Bu yıl, üniversitelerin akademik performansını özetleyen URAP 2019-2020 Türkiye sıralamasında, Clarivate Analytics/InCites ile YÖK'ün yayımladığı veriler kullanıldı. URAP sıralamalarında da binden fazla yazarlı makaleler değerlendirme dışında bırakıldı.
URAP Türkiye sıralamasında geçmiş yıllarda olduğu gibi bu yıl da yükseköğretimdeki farklılıklar göz önüne alınarak, devlet-vakıf, tıp fakültesi olan-olmayan, 2000 yılı öncesi-sonrası kurulan üniversiteler kendi grupları içinde ayrıca sıralandı.

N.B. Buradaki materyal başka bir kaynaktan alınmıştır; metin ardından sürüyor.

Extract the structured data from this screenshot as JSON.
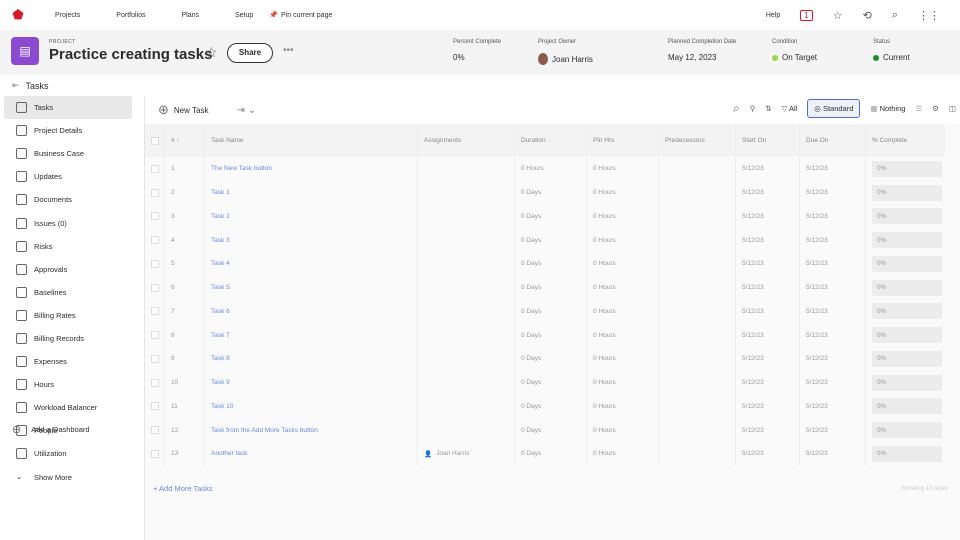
{
  "topnav": {
    "items": [
      "Projects",
      "Portfolios",
      "Plans",
      "Setup"
    ],
    "pin": "Pin current page",
    "help": "Help",
    "notifications": "1"
  },
  "header": {
    "label": "PROJECT",
    "title": "Practice creating tasks",
    "share": "Share",
    "meta": [
      {
        "k": "Percent Complete",
        "v": "0%"
      },
      {
        "k": "Project Owner",
        "v": "Joan Harris"
      },
      {
        "k": "Planned Completion Date",
        "v": "May 12, 2023"
      },
      {
        "k": "Condition",
        "v": "On Target"
      },
      {
        "k": "Status",
        "v": "Current"
      }
    ],
    "colors": {
      "on_target": "#9ad84a",
      "current": "#1c8a2e"
    }
  },
  "subhead": "Tasks",
  "sidebar": [
    "Tasks",
    "Project Details",
    "Business Case",
    "Updates",
    "Documents",
    "Issues (0)",
    "Risks",
    "Approvals",
    "Baselines",
    "Billing Rates",
    "Billing Records",
    "Expenses",
    "Hours",
    "Workload Balancer",
    "People",
    "Utilization",
    "Show More"
  ],
  "add_dashboard": "Add a Dashboard",
  "toolbar": {
    "new_task": "New Task",
    "filter": "All",
    "view": "Standard",
    "grouping": "Nothing"
  },
  "columns": [
    "#",
    "Task Name",
    "Assignments",
    "Duration",
    "Pln Hrs",
    "Predecessors",
    "Start On",
    "Due On",
    "% Complete"
  ],
  "rows": [
    {
      "n": "1",
      "name": "The New Task button",
      "assign": "",
      "dur": "0 Hours",
      "hrs": "0 Hours",
      "start": "5/12/23",
      "due": "5/12/23",
      "pct": "0%"
    },
    {
      "n": "2",
      "name": "Task 1",
      "assign": "",
      "dur": "0 Days",
      "hrs": "0 Hours",
      "start": "5/12/23",
      "due": "5/12/23",
      "pct": "0%"
    },
    {
      "n": "3",
      "name": "Task 2",
      "assign": "",
      "dur": "0 Days",
      "hrs": "0 Hours",
      "start": "5/12/23",
      "due": "5/12/23",
      "pct": "0%"
    },
    {
      "n": "4",
      "name": "Task 3",
      "assign": "",
      "dur": "0 Days",
      "hrs": "0 Hours",
      "start": "5/12/23",
      "due": "5/12/23",
      "pct": "0%"
    },
    {
      "n": "5",
      "name": "Task 4",
      "assign": "",
      "dur": "0 Days",
      "hrs": "0 Hours",
      "start": "5/12/23",
      "due": "5/12/23",
      "pct": "0%"
    },
    {
      "n": "6",
      "name": "Task 5",
      "assign": "",
      "dur": "0 Days",
      "hrs": "0 Hours",
      "start": "5/12/23",
      "due": "5/12/23",
      "pct": "0%"
    },
    {
      "n": "7",
      "name": "Task 6",
      "assign": "",
      "dur": "0 Days",
      "hrs": "0 Hours",
      "start": "5/12/23",
      "due": "5/12/23",
      "pct": "0%"
    },
    {
      "n": "8",
      "name": "Task 7",
      "assign": "",
      "dur": "0 Days",
      "hrs": "0 Hours",
      "start": "5/12/23",
      "due": "5/12/23",
      "pct": "0%"
    },
    {
      "n": "9",
      "name": "Task 8",
      "assign": "",
      "dur": "0 Days",
      "hrs": "0 Hours",
      "start": "5/12/23",
      "due": "5/12/23",
      "pct": "0%"
    },
    {
      "n": "10",
      "name": "Task 9",
      "assign": "",
      "dur": "0 Days",
      "hrs": "0 Hours",
      "start": "5/12/23",
      "due": "5/12/23",
      "pct": "0%"
    },
    {
      "n": "11",
      "name": "Task 10",
      "assign": "",
      "dur": "0 Days",
      "hrs": "0 Hours",
      "start": "5/12/23",
      "due": "5/12/23",
      "pct": "0%"
    },
    {
      "n": "12",
      "name": "Task from the Add More Tasks button",
      "assign": "",
      "dur": "0 Days",
      "hrs": "0 Hours",
      "start": "5/12/23",
      "due": "5/12/23",
      "pct": "0%"
    },
    {
      "n": "13",
      "name": "Another task",
      "assign": "Joan Harris",
      "dur": "0 Days",
      "hrs": "0 Hours",
      "start": "5/12/23",
      "due": "5/12/23",
      "pct": "0%"
    }
  ],
  "add_more": "+ Add More Tasks",
  "showing": "Showing 13 tasks"
}
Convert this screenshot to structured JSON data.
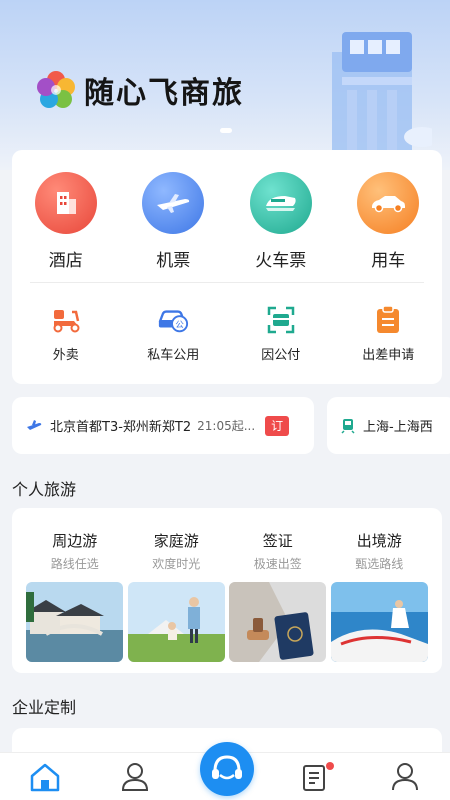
{
  "app": {
    "title": "随心飞商旅"
  },
  "colors": {
    "accent": "#1d8ef2",
    "badge_red": "#ef4b4b"
  },
  "services": {
    "primary": [
      {
        "label": "酒店",
        "icon": "hotel-icon"
      },
      {
        "label": "机票",
        "icon": "plane-icon"
      },
      {
        "label": "火车票",
        "icon": "train-icon"
      },
      {
        "label": "用车",
        "icon": "car-icon"
      }
    ],
    "secondary": [
      {
        "label": "外卖",
        "icon": "scooter-icon"
      },
      {
        "label": "私车公用",
        "icon": "private-car-icon"
      },
      {
        "label": "因公付",
        "icon": "scan-pay-icon"
      },
      {
        "label": "出差申请",
        "icon": "clipboard-icon"
      }
    ]
  },
  "trips": [
    {
      "route": "北京首都T3-郑州新郑T2",
      "time": "21:05起...",
      "badge": "订"
    },
    {
      "route": "上海-上海西"
    }
  ],
  "personal_travel": {
    "title": "个人旅游",
    "items": [
      {
        "name": "周边游",
        "sub": "路线任选"
      },
      {
        "name": "家庭游",
        "sub": "欢度时光"
      },
      {
        "name": "签证",
        "sub": "极速出签"
      },
      {
        "name": "出境游",
        "sub": "甄选路线"
      }
    ]
  },
  "enterprise": {
    "title": "企业定制"
  },
  "tabbar": {
    "tabs": [
      {
        "icon": "home-icon"
      },
      {
        "icon": "contacts-icon"
      },
      {
        "icon": "support-icon"
      },
      {
        "icon": "orders-icon"
      },
      {
        "icon": "profile-icon"
      }
    ]
  }
}
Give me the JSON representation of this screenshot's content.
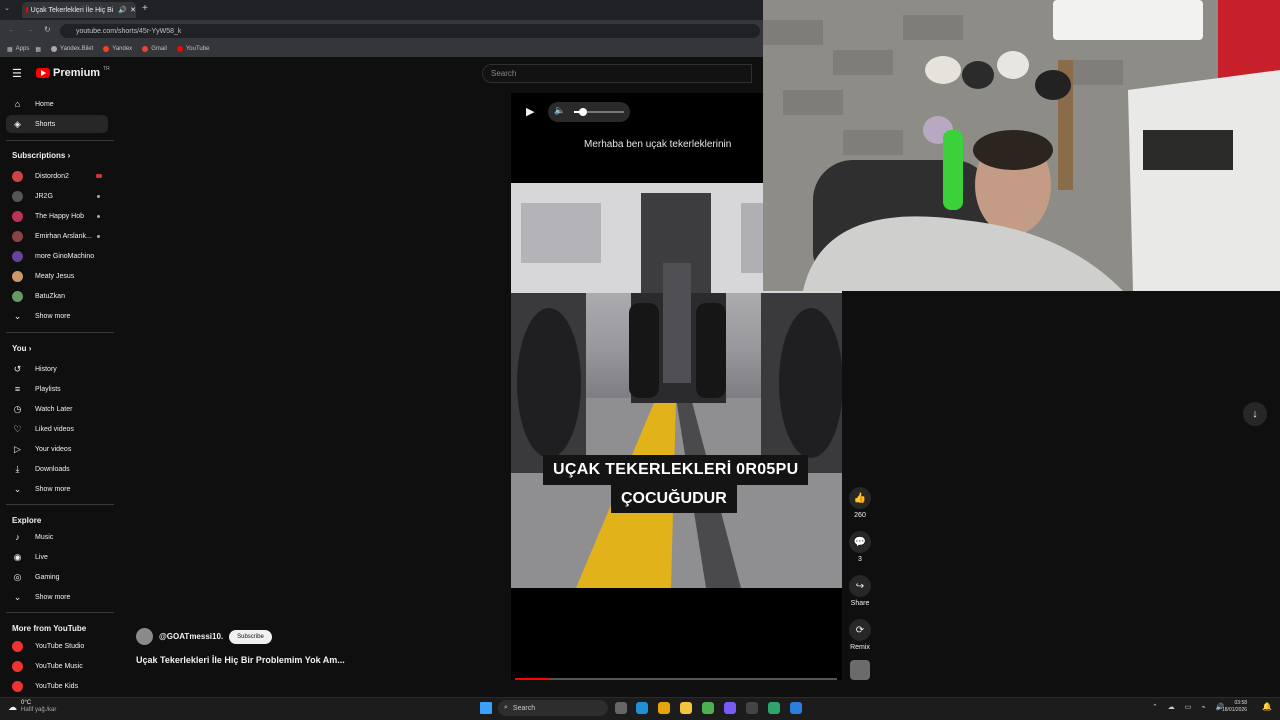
{
  "browser": {
    "tab_title": "Uçak Tekerlekleri İle Hiç Bi",
    "url": "youtube.com/shorts/45r-YyW58_k",
    "bookmarks": [
      "Apps",
      "Yandex.Bilet",
      "Yandex",
      "Gmail",
      "YouTube"
    ]
  },
  "header": {
    "logo_text": "Premium",
    "logo_badge": "TR",
    "search_placeholder": "Search"
  },
  "sidebar": {
    "main": [
      {
        "label": "Home",
        "icon": "home-icon"
      },
      {
        "label": "Shorts",
        "icon": "shorts-icon",
        "active": true
      }
    ],
    "subscriptions_heading": "Subscriptions",
    "subscriptions": [
      {
        "label": "Distordon2",
        "badge": "live"
      },
      {
        "label": "JR2G"
      },
      {
        "label": "The Happy Hob"
      },
      {
        "label": "Emirhan Arslank..."
      },
      {
        "label": "more GinoMachino"
      },
      {
        "label": "Meaty Jesus"
      },
      {
        "label": "BatuZkan"
      }
    ],
    "show_more": "Show more",
    "you_heading": "You",
    "you": [
      {
        "label": "History",
        "icon": "history-icon"
      },
      {
        "label": "Playlists",
        "icon": "playlists-icon"
      },
      {
        "label": "Watch Later",
        "icon": "watch-later-icon"
      },
      {
        "label": "Liked videos",
        "icon": "liked-icon"
      },
      {
        "label": "Your videos",
        "icon": "your-videos-icon"
      },
      {
        "label": "Downloads",
        "icon": "download-icon"
      }
    ],
    "explore_heading": "Explore",
    "explore": [
      {
        "label": "Music",
        "icon": "music-icon"
      },
      {
        "label": "Live",
        "icon": "live-icon"
      },
      {
        "label": "Gaming",
        "icon": "gaming-icon"
      }
    ],
    "more_heading": "More from YouTube",
    "more": [
      {
        "label": "YouTube Studio"
      },
      {
        "label": "YouTube Music"
      },
      {
        "label": "YouTube Kids"
      }
    ]
  },
  "player": {
    "caption_top": "Merhaba ben uçak tekerleklerinin",
    "overlay_line1": "UÇAK TEKERLEKLERİ 0R05PU",
    "overlay_line2": "ÇOCUĞUDUR",
    "progress": 0.11,
    "volume": 0.15
  },
  "actions": {
    "likes": "260",
    "comments": "3",
    "share": "Share",
    "remix": "Remix"
  },
  "channel": {
    "handle": "@GOATmessi10.",
    "subscribe": "Subscribe",
    "title": "Uçak Tekerlekleri İle Hiç Bir Problemim Yok Am..."
  },
  "taskbar": {
    "weather_temp": "0°C",
    "weather_desc": "Hafif yağ./kar",
    "search": "Search",
    "time": "03:58",
    "date": "18/01/2026"
  },
  "colors": {
    "accent": "#ff0000",
    "bg": "#0f0f0f"
  }
}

Bu yıl URAP 2019-2020 Türkiye sıralamasında lisans mezunu veren 108'i devlet, 58'i vakıf olmak üzere 166 üniversite yer aldı. Sıralamada yer alan 166 üniversitede görev yapan öğretim üyesi sayısı 80 bin 282, öğrenim gören öğrenci sayısı ise 2 milyon 373 bin 643 olarak hesaplandı.
Sıralamada yer alan üniversiteler tarafından etki değeri yüksek dergilerde yayımlanan makale sayısı 25 bin 193 oldu. Bu makalelerin yüzde 65'i devlet üniversiteleri tarafından yayımlandı. Sıralamada yer alan üniversitelerin son 5 yılda aldığı toplam 1 milyon 73 bin 559 atfın yüzde 67'si devlet üniversitelerinde gerçekleşti. Öğretim üyesi başına öğrenci sayısı devlet üniversitelerinde ortalama 30,37 iken, vakıf üniversitelerinde 30,20 oldu.
2019-2020 URAP Türkiye sıralamasında Hacettepe Üniversitesi ilk sırada yer aldı. Hacettepe'yi, ODTÜ, İTÜ, İstanbul, Koç, Ankara, Boğaziçi, Ege, Bilkent, Gebze Teknik, Gazi, Yıldız Teknik, Sabancı, İzmir Yüksek Teknoloji Enstitüsü, Atatürk, Bezm-i Alem Vakıf, Erciyes, Marmara, Dokuz Eylül ve Selçuk üniversiteleri izledi.
Türkiye sıralamasında ilk 20 üniversitenin durumu incelendiğinde Koç Üniversitesi, son yıllarda hızla ilerleyerek 5. sıraya, Yıldız Teknik Üniversitesi de son dönemde ilerleme göstererek 12. sıraya yükseldi.
"Yağmacı dergi kararı, üniversitelerin geleceği için çok yararlı"
URAP Koordinatörü Prof. Dr. Ural Akbulut, sıralamaya ilişkin AA muhabirine yaptığı açıklamada, URAP'ın hem dünya hem de Türkiye sıralaması yaptığını hatırlattı.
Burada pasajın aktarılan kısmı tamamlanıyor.